Aujourd’hui, en Europe, 80 % des « travailleuses » vivent avec des revenus en dessous du seuil de pauvreté, ce sont des femmes seules avec enfant. Les inégalités, en Belgique, existent également en termes d’allocations de chômage. Les femmes au chômage disposent d’allocations moins élevées que les hommes car elles ont plus souvent qu’eux le statut de cohabitante.

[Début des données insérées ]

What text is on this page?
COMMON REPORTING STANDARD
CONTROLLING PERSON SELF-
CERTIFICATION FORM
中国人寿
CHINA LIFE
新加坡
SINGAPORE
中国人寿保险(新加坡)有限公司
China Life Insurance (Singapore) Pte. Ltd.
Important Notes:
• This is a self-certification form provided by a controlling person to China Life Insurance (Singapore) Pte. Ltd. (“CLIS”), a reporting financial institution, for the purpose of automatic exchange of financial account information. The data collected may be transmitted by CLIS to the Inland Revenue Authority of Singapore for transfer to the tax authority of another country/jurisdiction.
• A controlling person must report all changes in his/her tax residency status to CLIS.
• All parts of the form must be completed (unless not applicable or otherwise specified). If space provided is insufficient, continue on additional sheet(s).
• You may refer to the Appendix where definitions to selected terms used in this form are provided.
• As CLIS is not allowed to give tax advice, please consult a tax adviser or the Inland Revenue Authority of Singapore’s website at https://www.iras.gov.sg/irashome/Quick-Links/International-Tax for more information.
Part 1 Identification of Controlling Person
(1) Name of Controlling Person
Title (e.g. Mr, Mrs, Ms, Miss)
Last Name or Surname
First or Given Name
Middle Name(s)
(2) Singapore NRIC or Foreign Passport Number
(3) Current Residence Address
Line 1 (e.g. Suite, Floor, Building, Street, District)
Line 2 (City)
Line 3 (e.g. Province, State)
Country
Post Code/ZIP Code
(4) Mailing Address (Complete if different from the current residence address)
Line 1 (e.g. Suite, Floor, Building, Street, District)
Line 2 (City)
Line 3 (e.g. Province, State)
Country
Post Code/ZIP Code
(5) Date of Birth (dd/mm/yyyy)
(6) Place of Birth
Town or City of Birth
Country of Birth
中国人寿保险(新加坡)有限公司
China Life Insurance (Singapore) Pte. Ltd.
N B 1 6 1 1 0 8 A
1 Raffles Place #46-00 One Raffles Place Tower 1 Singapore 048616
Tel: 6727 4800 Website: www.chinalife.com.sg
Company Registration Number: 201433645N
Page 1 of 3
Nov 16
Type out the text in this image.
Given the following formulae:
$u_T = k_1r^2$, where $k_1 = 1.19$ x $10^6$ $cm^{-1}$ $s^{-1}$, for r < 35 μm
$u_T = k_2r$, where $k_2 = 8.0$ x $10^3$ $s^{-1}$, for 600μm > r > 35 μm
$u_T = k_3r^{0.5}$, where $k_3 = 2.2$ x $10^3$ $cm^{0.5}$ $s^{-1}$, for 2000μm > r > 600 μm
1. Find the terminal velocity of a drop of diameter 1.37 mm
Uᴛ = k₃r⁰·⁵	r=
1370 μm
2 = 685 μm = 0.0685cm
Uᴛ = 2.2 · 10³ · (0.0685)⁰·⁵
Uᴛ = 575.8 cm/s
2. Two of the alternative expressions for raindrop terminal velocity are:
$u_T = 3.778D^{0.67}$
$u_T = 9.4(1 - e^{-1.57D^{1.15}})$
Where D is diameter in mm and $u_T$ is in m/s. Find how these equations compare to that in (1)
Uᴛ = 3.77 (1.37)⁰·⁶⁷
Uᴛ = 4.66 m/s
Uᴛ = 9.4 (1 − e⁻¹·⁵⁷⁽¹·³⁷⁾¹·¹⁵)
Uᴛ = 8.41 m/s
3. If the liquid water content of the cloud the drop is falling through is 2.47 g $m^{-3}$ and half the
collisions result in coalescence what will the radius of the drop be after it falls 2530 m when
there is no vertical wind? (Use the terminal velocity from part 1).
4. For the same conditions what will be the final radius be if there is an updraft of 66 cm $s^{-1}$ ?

L’humiliation et la dépendance, exprimées dans le témoignage de l’autrice jeunesse dépassent les conditions matérielles d’existence des artistes et sont partagées par nombre de femmes à travers le monde. Cette précarité financière les expose à la violence dans la sphère domestique et professionnelle. Elles l’ont écrit de hashtag en hashtag. C’est pourquoi, elles revendiquent l’égalité économique et professionnelle. Dans le domaine de la culture, on leur rétorque que le problème est structurel et que leur combat est un combat de locataires légèrement moins bien logé.e.s que d’autres… C’est vrai que le financement de la culture, en Belgique francophone, ne permet pas de financer correctement le travail artistique.
Non loin d’ici
Pourtant, non loin d’ici, en Suède, Anna Serner, directrice du Centre du cinéma, s’est fixé des objectifs pour remédier aux inégalités. Avec son équipe, elle s’est formée à analyser les biais invisibles qui créent la disparité dans la répartition des subsides. Épinglons le fait (pour n’en nommer qu’un) que, dans la sélection des dossiers, les femmes étaient bien souvent jugées sur leur expérience alors que la plupart du temps, les hommes étaient jugés sur leur potentiel.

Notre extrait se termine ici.